Certa: os princípios gerais de direito tributário entram na integração após a analogia, conforme o art. 108, II, do CTN.
- B)os princípios gerais de direito público, antes de qualquer outro meio de integração.
Errada: os princípios gerais de direito público vêm depois dos princípios gerais de direito tributário, não antes de qualquer meio de integração.
- C)os princípios gerais de direito tributário e de direito privado, nessa ordem.
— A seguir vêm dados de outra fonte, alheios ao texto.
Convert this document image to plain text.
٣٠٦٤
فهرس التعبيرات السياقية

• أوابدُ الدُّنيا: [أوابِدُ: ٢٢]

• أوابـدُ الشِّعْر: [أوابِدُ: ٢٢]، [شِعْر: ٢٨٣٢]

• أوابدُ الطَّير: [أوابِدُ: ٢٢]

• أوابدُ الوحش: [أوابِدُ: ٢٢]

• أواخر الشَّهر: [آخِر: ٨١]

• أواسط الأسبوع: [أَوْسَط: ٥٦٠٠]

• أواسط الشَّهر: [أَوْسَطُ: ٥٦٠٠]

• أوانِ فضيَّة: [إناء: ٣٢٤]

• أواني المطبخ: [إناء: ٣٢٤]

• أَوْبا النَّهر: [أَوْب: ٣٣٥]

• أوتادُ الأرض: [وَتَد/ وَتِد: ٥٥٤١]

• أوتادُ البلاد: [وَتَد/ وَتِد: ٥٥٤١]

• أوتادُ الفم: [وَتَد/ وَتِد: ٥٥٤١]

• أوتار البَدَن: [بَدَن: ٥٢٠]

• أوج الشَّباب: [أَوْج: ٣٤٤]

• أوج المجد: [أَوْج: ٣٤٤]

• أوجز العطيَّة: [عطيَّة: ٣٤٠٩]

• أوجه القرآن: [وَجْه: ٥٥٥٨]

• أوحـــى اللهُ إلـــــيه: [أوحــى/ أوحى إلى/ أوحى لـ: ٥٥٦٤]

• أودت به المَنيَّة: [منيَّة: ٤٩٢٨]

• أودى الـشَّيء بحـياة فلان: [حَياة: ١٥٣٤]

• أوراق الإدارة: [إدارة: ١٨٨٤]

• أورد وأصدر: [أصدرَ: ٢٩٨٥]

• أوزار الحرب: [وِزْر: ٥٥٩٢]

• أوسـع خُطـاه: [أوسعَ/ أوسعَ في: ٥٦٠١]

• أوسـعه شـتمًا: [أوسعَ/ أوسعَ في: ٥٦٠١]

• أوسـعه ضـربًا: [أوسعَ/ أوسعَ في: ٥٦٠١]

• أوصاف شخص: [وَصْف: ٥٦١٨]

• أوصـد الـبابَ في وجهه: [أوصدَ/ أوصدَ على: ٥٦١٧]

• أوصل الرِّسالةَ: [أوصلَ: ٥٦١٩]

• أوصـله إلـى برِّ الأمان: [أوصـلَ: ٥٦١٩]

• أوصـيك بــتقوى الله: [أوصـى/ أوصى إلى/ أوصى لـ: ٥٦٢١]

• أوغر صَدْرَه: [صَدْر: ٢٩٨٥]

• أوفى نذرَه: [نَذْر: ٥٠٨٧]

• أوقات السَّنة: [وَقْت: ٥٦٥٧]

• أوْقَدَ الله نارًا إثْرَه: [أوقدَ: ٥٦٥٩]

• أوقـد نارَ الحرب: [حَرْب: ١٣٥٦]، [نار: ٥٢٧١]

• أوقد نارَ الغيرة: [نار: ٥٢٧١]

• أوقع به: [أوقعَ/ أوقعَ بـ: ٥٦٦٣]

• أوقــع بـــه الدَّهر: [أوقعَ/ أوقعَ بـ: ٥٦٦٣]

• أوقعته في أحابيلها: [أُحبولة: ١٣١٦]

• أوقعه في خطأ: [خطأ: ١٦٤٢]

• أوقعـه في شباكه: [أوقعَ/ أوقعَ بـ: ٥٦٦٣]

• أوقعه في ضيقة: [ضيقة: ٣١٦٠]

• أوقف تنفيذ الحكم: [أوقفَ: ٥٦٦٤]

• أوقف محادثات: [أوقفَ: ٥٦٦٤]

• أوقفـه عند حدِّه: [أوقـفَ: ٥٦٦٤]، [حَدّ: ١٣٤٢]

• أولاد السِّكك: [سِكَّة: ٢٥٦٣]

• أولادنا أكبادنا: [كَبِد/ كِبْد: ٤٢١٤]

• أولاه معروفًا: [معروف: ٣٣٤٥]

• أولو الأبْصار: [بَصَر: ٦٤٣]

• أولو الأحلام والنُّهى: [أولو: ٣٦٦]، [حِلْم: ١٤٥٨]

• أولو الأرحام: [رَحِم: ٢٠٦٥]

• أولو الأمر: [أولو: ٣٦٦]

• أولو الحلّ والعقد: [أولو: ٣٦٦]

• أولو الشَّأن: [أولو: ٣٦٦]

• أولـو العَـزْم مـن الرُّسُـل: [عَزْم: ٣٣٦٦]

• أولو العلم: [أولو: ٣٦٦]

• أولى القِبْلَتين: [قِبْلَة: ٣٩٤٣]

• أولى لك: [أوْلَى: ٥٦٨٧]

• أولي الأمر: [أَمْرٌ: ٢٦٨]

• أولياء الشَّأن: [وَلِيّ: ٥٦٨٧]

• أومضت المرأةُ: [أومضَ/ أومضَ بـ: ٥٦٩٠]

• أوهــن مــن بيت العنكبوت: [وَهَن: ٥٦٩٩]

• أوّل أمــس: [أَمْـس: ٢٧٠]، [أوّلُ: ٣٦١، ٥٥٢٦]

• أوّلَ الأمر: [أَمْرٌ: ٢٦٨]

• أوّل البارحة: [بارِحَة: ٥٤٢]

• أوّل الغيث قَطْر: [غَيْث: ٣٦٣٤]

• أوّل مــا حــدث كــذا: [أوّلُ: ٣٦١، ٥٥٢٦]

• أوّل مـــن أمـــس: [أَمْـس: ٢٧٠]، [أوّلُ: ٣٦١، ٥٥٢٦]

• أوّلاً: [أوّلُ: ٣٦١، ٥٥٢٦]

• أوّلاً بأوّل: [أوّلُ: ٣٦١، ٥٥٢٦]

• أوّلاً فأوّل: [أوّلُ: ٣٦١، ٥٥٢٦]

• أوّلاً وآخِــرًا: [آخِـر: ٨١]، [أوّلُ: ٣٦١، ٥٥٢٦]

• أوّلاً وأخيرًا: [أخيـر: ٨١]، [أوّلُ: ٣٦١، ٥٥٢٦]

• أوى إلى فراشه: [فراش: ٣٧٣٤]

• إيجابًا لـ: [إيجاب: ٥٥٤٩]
Errada: essa ordem não existe no CTN; os princípios gerais de direito privado não são o critério de integração previsto no art. 108.
- D)a equidade, antes de qualquer outro meio de integração.
Errada: a equidade é o último recurso de integração, não a primeira opção.
- E)a analogia, quando a lei previr a exigência de tributo para caso análogo.
Errada: a analogia é usada para casos semelhantes, mas não pode servir para exigir tributo sem previsão legal, como alerta o art. 108, §1º, do CTN.
Gabarito: A
Quando a lei tributária fica em silêncio, você não pode sair inventando solução do nada. O CTN, no art. 108, organiza a integração da norma tributária em uma ordem: primeiro vem a analogia, depois os princípios gerais de direito tributário, depois os princípios gerais de direito público e, por fim, a equidade. Essa sequência cai muito porque a banca adora trocar a ordem das etapas. Na questão, o ponto central é justamente a ausência de disposição expressa. Nesse cenário, o juiz deve tentar suprir a lacuna pela analogia; se ela não resolver, passa-se aos princípios gerais de direito tributário. É exatamente o que diz o art. 108, II, do CTN. Então a alternativa A está correta porque respeita a lógica de integração prevista em lei. Um detalhe importante: a analogia não pode ser usada para criar ou aumentar tributo em prejuízo do contribuinte. O art. 108, §1º, do CTN veda que ela resulte na exigência de tributo não previsto em lei. Ou seja, integração sim, criatividade tributária não. Em resumo: em matéria tributária, a ordem legal importa muito. Se a prova inverter os passos, colocar equidade antes de tudo ou empurrar direito público na frente dos princípios tributários, já acenda a luz amarela.